O caso, registrado pela Polícia Civil na Central de Polícia Judiciária (CPJ) de Marília, envolve outro aluno, de 17 anos, apontado como responsável pelos ataques. A ocorrência inclui acusações de lesão corporal e ameaça.
Segundo o jovem, o problema começou logo após ele aceitar dividir o quarto com o colega, dentro do regime de internato. A partir desse momento, ele passou a enfrentar situações de violência que, conforme o suspeito, fariam parte de um “trote” aplicado a alunos recém-chegados.
Rotina de agressões e intimidação
De acordo com o depoimento, as agressões aconteciam com frequência. O estudante afirma que recebia tapas e golpes nas costas e nas pernas. Em alguns casos, o agressor utilizava objetos, como cabo de vassoura, o que agravava as lesões.
Além disso, o suspeito tentava impor regras e intimidava a vítima.

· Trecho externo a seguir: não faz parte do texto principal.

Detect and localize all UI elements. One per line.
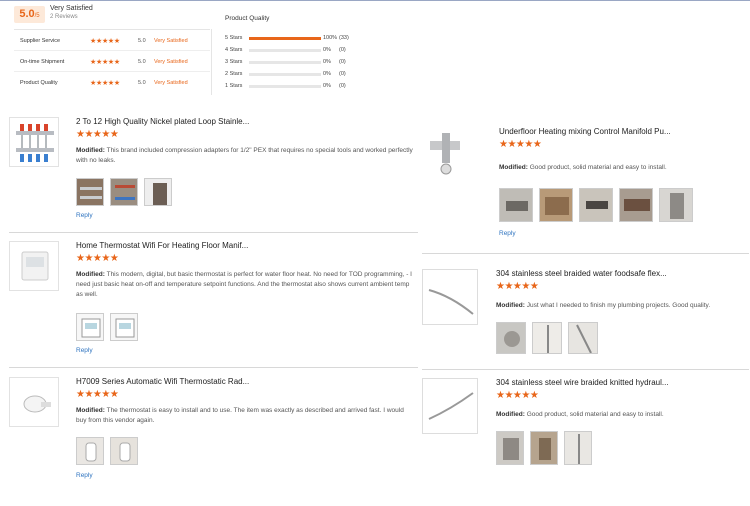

Ele alegava que alunos mais antigos mantinham esse tipo de prática como forma de “tradição”. Mesmo quando o adolescente recusava participar, o outro jovem ameaçava continuar as agressões à força.
Por receio de sofrer novas violências e possíveis retaliações dentro do ambiente escolar, o estudante decidiu não denunciar imediatamente.
Episódios graves aumentaram preocupação
Com o passar dos dias, as agressões se intensificaram. O caso mais grave ocorreu em 21 de abril. Conforme o relato, o agressor atacou o colega enquanto ele dormia e utilizou uma barra de ferro para atingir o joelho, o braço e a perna, causando ferimentos e dificuldade de locomoção.
Em outro episódio, o adolescente afirmou ter sofrido uma queimadura no braço. Segundo ele, o suspeito aqueceu um objeto metálico com um isqueiro e encostou em sua pele. A marca ainda não cicatrizou completamente.
A direção da escola foi informada sobre os fatos. De acordo com a vítima, a instituição afirmou que vai avaliar quais medidas adotar.
A Polícia Civil já iniciou a investigação para esclarecer o caso. Até o momento, não houve prisão em flagrante.